Yoni won't be drawn on working titles or lyrical themes in the new material, so I change tack and ask if it has more in common with the beats-and-samples version of WHY?, or the more recent piano and melodies style heard on their most recent album Eskimo Snow. "I have of the nineteen I'd call rap songs, the other half, I dunno… more melody and chords sort of thing," he says. "I tried to get rid of the electric guitars. Maybe just for stabs but nothing sustaining or long… it eats up so much of the high mid-range where the vocals sit. It's mainly percussion-based I would say, that's the driving force."

I wonder if Yoni likes the dual lifestyles of being closeted away writing for months on end, and then being cast into the constant travel involved in touring. "I haven't quite figured it out yet, especially with my health," he says. "I have to figure out being back on the road… I can't eat food at restaurants, you know. I have to figure out how to do this without getting sick again. I think the fact that I'll have a house that I can always go back to will make it feel a whole lot better. Like, we go out for a month, then come back for a couple weeks, then go out for another month… I think that'll work. But I do like the different lifestyles."

And what's his favourite part of it all? "Most of me is satisfied with the creative process, creating and writing," he says quickly. "But I love to travel, I love to see different places, and I like playing shows as well. So that does satisfy, but in the same deep satisfaction as the creative process."

And it must be exciting to take the new work out in front of crowds. "There's definitely a weird ego satisfaction you get from people appreciating your songs," he admits, "which I tend to think of as the dark side of things. But it's also kinda nice. You can see that people appreciate the work that you do."

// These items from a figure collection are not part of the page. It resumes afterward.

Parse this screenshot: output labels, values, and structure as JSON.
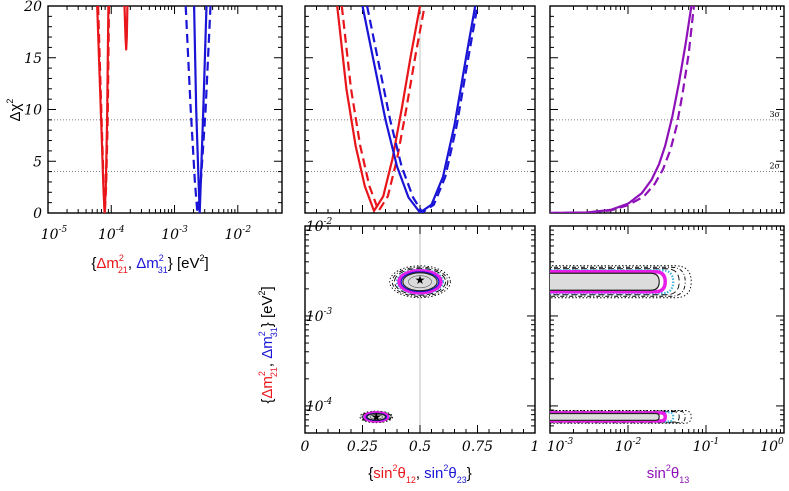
{
  "colors": {
    "red": "#e8161b",
    "blue": "#1a14d6",
    "purple": "#8e10b8",
    "magenta": "#e81ee8",
    "cyan": "#3fb4e6",
    "fill_gray": "#dcdcdc",
    "grid_gray": "#9a9a9a"
  },
  "axis_labels": {
    "top_y": {
      "base": "Δχ",
      "sup": "2"
    },
    "xlabel_mass": {
      "open": "{",
      "dm21": "Δm",
      "dm21_sup": "2",
      "dm21_sub": "21",
      "sep": ", ",
      "dm31": "Δm",
      "dm31_sup": "2",
      "dm31_sub": "31",
      "close": "} [eV",
      "unit_sup": "2",
      "end": "]"
    },
    "ylabel_mass": {
      "open": "{",
      "dm21": "Δm",
      "dm21_sup": "2",
      "dm21_sub": "21",
      "sep": ", ",
      "dm31": "Δm",
      "dm31_sup": "2",
      "dm31_sub": "31",
      "close": "} [eV",
      "unit_sup": "2",
      "end": "]"
    },
    "xlabel_angle": {
      "open": "{",
      "s12": "sin",
      "s12_sup": "2",
      "s12_theta": "θ",
      "s12_sub": "12",
      "sep": ", ",
      "s23": "sin",
      "s23_sup": "2",
      "s23_theta": "θ",
      "s23_sub": "23",
      "close": "}"
    },
    "xlabel_theta13": {
      "s13": "sin",
      "s13_sup": "2",
      "s13_theta": "θ",
      "s13_sub": "13"
    }
  },
  "sigma_lines": [
    {
      "label": "3σ",
      "value": 9
    },
    {
      "label": "2σ",
      "value": 4
    }
  ],
  "chart_data": [
    {
      "type": "line",
      "panel": "top-left",
      "xscale": "log",
      "xlim": [
        1e-05,
        0.05
      ],
      "ylim": [
        0,
        20
      ],
      "x_ticks": [
        {
          "base": "10",
          "exp": "-5",
          "value": 1e-05
        },
        {
          "base": "10",
          "exp": "-4",
          "value": 0.0001
        },
        {
          "base": "10",
          "exp": "-3",
          "value": 0.001
        },
        {
          "base": "10",
          "exp": "-2",
          "value": 0.01
        }
      ],
      "y_ticks": [
        "0",
        "5",
        "10",
        "15",
        "20"
      ],
      "series": [
        {
          "color": "red",
          "dash": false,
          "x": [
            6e-05,
            7e-05,
            7.5e-05,
            7.85e-05,
            8.2e-05,
            8.6e-05,
            9e-05
          ],
          "y": [
            20,
            8,
            2.5,
            0,
            2.5,
            9,
            20
          ]
        },
        {
          "color": "red",
          "dash": true,
          "x": [
            6.2e-05,
            7.1e-05,
            7.6e-05,
            7.9e-05,
            8.3e-05,
            8.8e-05,
            9.2e-05
          ],
          "y": [
            20,
            8,
            2.5,
            0,
            2.5,
            9,
            20
          ]
        },
        {
          "color": "red",
          "dash": false,
          "x": [
            0.000162,
            0.000168,
            0.000172,
            0.000176,
            0.00018
          ],
          "y": [
            20,
            17,
            15.8,
            17,
            20
          ]
        },
        {
          "color": "blue",
          "dash": false,
          "x": [
            0.00204,
            0.0022,
            0.0024,
            0.0025,
            0.0026,
            0.00285,
            0.0032
          ],
          "y": [
            20,
            10,
            3,
            0,
            3,
            10,
            20
          ]
        },
        {
          "color": "blue",
          "dash": true,
          "x": [
            0.0015,
            0.0018,
            0.0021,
            0.0023,
            0.0026,
            0.0031,
            0.0037
          ],
          "y": [
            20,
            10,
            3,
            0,
            3,
            10,
            20
          ]
        }
      ]
    },
    {
      "type": "line",
      "panel": "top-middle",
      "xlim": [
        0,
        1
      ],
      "ylim": [
        0,
        20
      ],
      "vline": 0.5,
      "series": [
        {
          "color": "red",
          "dash": false,
          "x": [
            0.14,
            0.18,
            0.22,
            0.26,
            0.3,
            0.34,
            0.38,
            0.42,
            0.46,
            0.5
          ],
          "y": [
            20,
            12,
            6.5,
            2.6,
            0.2,
            1.6,
            5.2,
            10,
            15.2,
            20
          ]
        },
        {
          "color": "red",
          "dash": true,
          "x": [
            0.16,
            0.2,
            0.24,
            0.28,
            0.32,
            0.36,
            0.4,
            0.44,
            0.48,
            0.52
          ],
          "y": [
            20,
            12,
            6.5,
            2.6,
            0.2,
            1.6,
            5.2,
            10,
            15.2,
            20
          ]
        },
        {
          "color": "blue",
          "dash": false,
          "x": [
            0.25,
            0.3,
            0.35,
            0.4,
            0.45,
            0.5,
            0.55,
            0.6,
            0.65,
            0.7,
            0.74
          ],
          "y": [
            20,
            14.5,
            9,
            4.5,
            1.5,
            0.05,
            0.8,
            3.5,
            8.5,
            15,
            20
          ]
        },
        {
          "color": "blue",
          "dash": true,
          "x": [
            0.27,
            0.32,
            0.37,
            0.42,
            0.47,
            0.51,
            0.56,
            0.61,
            0.66,
            0.71,
            0.75
          ],
          "y": [
            20,
            14.5,
            9,
            4.5,
            1.5,
            0.05,
            0.8,
            3.5,
            8.5,
            15,
            20
          ]
        }
      ]
    },
    {
      "type": "line",
      "panel": "top-right",
      "xscale": "log",
      "xlim": [
        0.001,
        1
      ],
      "ylim": [
        0,
        20
      ],
      "series": [
        {
          "color": "purple",
          "dash": false,
          "x": [
            0.001,
            0.003,
            0.006,
            0.01,
            0.015,
            0.02,
            0.025,
            0.03,
            0.037,
            0.045,
            0.055,
            0.065
          ],
          "y": [
            0,
            0.05,
            0.3,
            0.9,
            1.9,
            3.2,
            4.7,
            6.5,
            9.3,
            12.6,
            16.4,
            20
          ]
        },
        {
          "color": "purple",
          "dash": true,
          "x": [
            0.001,
            0.003,
            0.006,
            0.01,
            0.016,
            0.022,
            0.028,
            0.035,
            0.042,
            0.05,
            0.06,
            0.07
          ],
          "y": [
            0,
            0.04,
            0.25,
            0.75,
            1.6,
            2.8,
            4.2,
            6.1,
            8.4,
            11.5,
            15.4,
            20
          ]
        }
      ]
    },
    {
      "type": "contour",
      "panel": "bottom-middle",
      "xlim": [
        0,
        1
      ],
      "ylabel_scale": "log",
      "ylim": [
        5e-05,
        0.01
      ],
      "x_ticks": [
        "0",
        "0.25",
        "0.5",
        "0.75",
        "1"
      ],
      "y_ticks": [
        {
          "base": "10",
          "exp": "-4",
          "value": 0.0001
        },
        {
          "base": "10",
          "exp": "-3",
          "value": 0.001
        },
        {
          "base": "10",
          "exp": "-2",
          "value": 0.01
        }
      ],
      "regions": [
        {
          "cx": 0.5,
          "cy": 0.0024,
          "rx": 0.13,
          "ry_log": 0.13,
          "color": "magenta"
        },
        {
          "cx": 0.31,
          "cy": 7.55e-05,
          "rx": 0.07,
          "ry_log": 0.05,
          "color": "magenta"
        }
      ],
      "best_fit": [
        {
          "x": 0.5,
          "y": 0.0025
        },
        {
          "x": 0.31,
          "y": 7.5e-05
        }
      ]
    },
    {
      "type": "contour",
      "panel": "bottom-right",
      "xscale": "log",
      "xlim": [
        0.001,
        1
      ],
      "ylabel_scale": "log",
      "ylim": [
        5e-05,
        0.01
      ],
      "x_ticks": [
        {
          "base": "10",
          "exp": "-3",
          "value": 0.001
        },
        {
          "base": "10",
          "exp": "-2",
          "value": 0.01
        },
        {
          "base": "10",
          "exp": "-1",
          "value": 0.1
        },
        {
          "base": "10",
          "exp": "0",
          "value": 1
        }
      ],
      "regions": [
        {
          "xmax": 0.03,
          "cy": 0.0024,
          "color": "magenta"
        },
        {
          "xmax": 0.03,
          "cy": 7.55e-05,
          "color": "magenta"
        }
      ]
    }
  ]
}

And what's next? "Well, I hunkered down all winter, I didn't leave the house more than once a week. I'm going to New York tomorrow, I'm looking forward to some travelling and recording down in Texas. I just bought a house, closed on it yesterday. I live in Cincinnati. It's getting fixed up, and I'll have my own place, which is something I haven't had for years."

Putting down roots, then pulling them up. As you read this, Yoni Wolf's next time capsule is being chosen and packed, and later in 2011 it's contents will be revealed to the world. We can't know what's in there yet, but the wait will be worth it. Every WHY? album is a treasure trove, and this latest one will be no different.